Ewangelia według
św. Mateusza
Ewangelia według
św. Marka
Ewangelia według
św. Łukasza
Ewangelia według
św. Jana


Maria Valtorta

Księga IV - Trzeci rok życia publicznego

–   POEMAT BOGA-CZŁOWIEKA   –

186. OSTATNI WIELKI DZIEŃ ŚWIĘTA NAMIOTÓW.  «KTO JEST SPRAGNIONY, NIECH PRZYJDZIE DO MNIE»
Napisane 13 września 1946. A, 9110-9123

Świątynia jest wprost zalana ludźmi. Brak jednak niewiast i dzieci. Pora wietrzna, z przedwczesnymi ulewami, gwałtownymi, nawet jeśli są krótkie, musiała przekonać niewiasty do odjechania z dziećmi. Ale mężczyźni z całej Palestyny i prozelici z Diaspory dosłownie oblegają Świątynię, aby dopełnić ostatnich modlitw i ostatnich ofiar oraz wysłuchać ostatnich pouczeń uczonych w Piśmie.

Idący za Jezusem Galilejczycy są w komplecie, z najbardziej znaczącymi przywódcami w pierwszym rzędzie, a pośrodku z – bardzo przejętym faktem Swego pokrewieństwa – Józefem, synem Alfeusza, z Szymonem, jego bratem.
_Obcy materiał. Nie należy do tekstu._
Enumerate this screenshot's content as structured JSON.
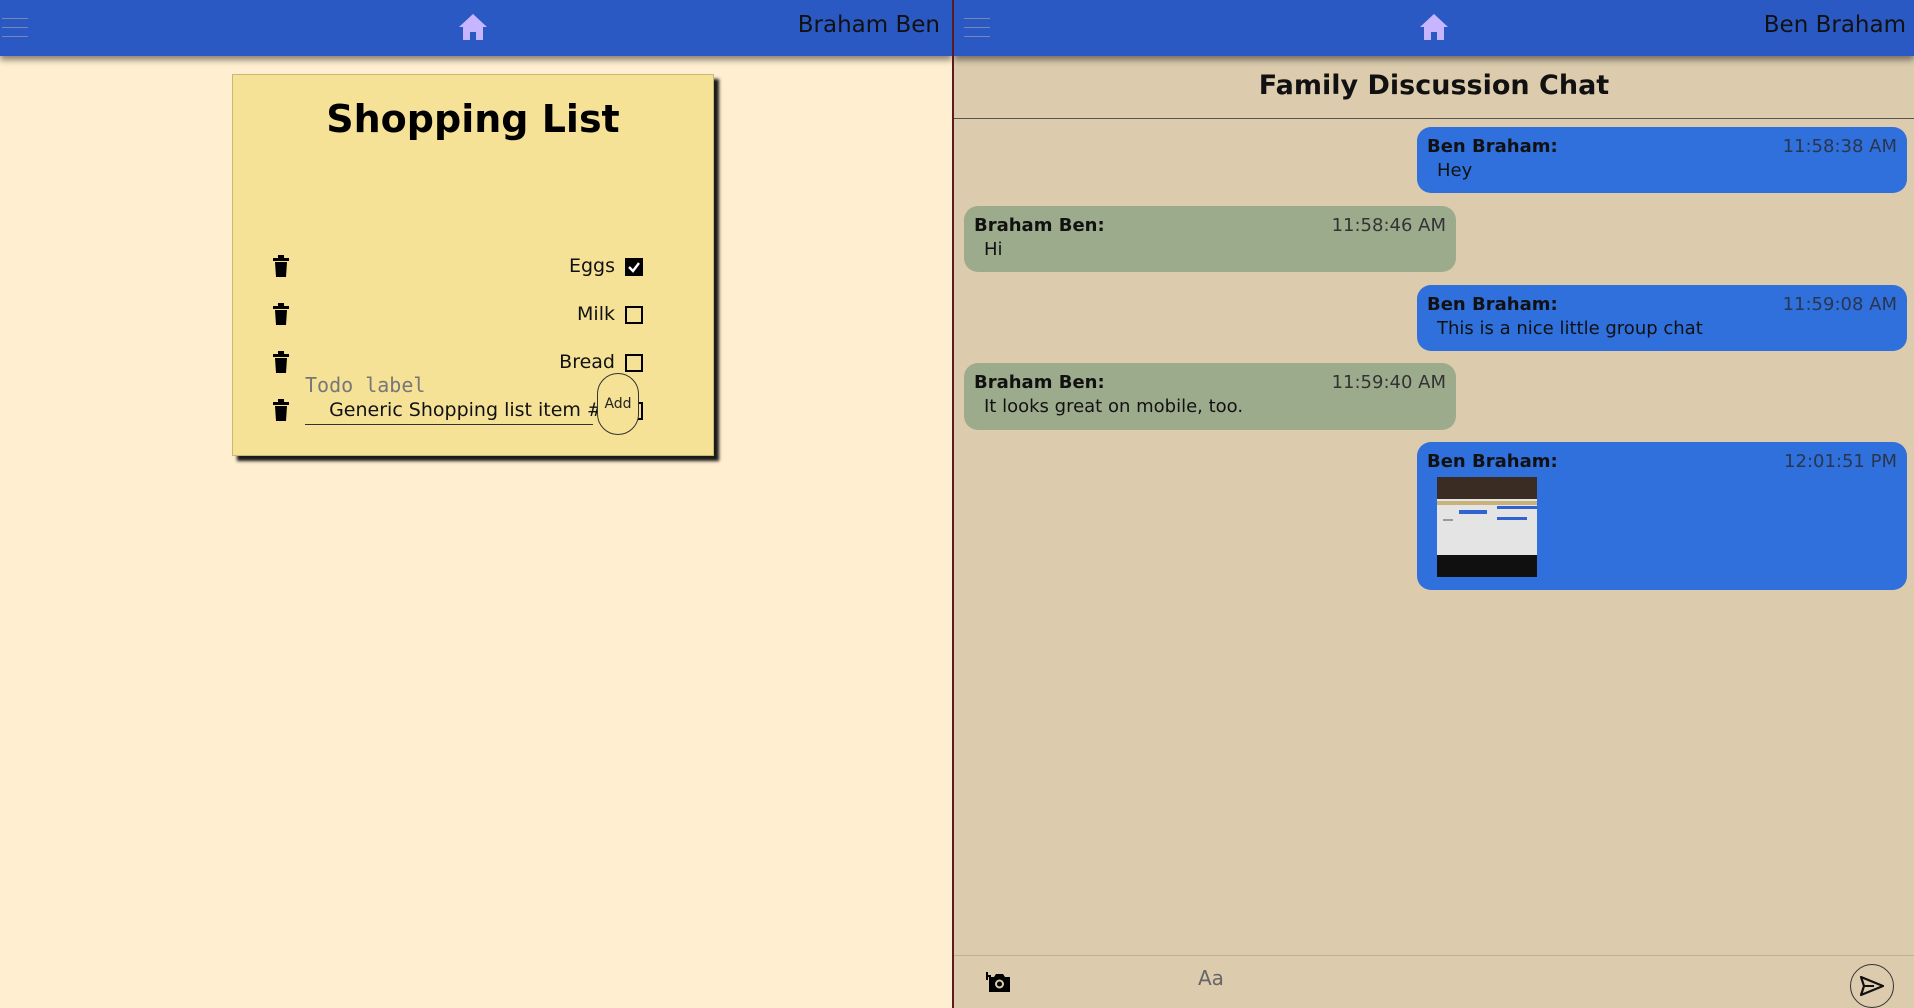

Inna jeszcze grupa tłoczy się i czeka. To siedemdziesięciu dwóch uczniów. Mówię tak o nich dla zaznaczenia, że to uczniowie wybrani przez Jezusa dla ewangelizowania. Zmieniła się ich liczba i także twarze, bo niektórych, starszych, już tu nie ma. Odeszli po mowie o Chlebie z Nieba. Przybyli jednak wtedy inni, nowi, tacy jak Mikołaj z Antiochii.

Trzecia grupa, bardzo spoista i bardzo liczna, to Judejczycy, pośród których widzę przywódców synagog w Emaus, w Hebronie, w Kariocie, w Jutcie. Jest też obecny mąż Sary oraz krewni Elizy z Betsur.

Znajdują się w pobliżu Bramy Pięknej. Jasny jest ich zamiar otoczenia Nauczyciela, zaraz kiedy przybędzie. Rzeczywiście, kiedy Jezus czyni tylko krok w stronę obrębu murów, trzy grupy natychmiast otaczają Go, jakby po to, aby Go odizolować od nieżyczliwych lub od pobudzanych samą tylko ciekawością.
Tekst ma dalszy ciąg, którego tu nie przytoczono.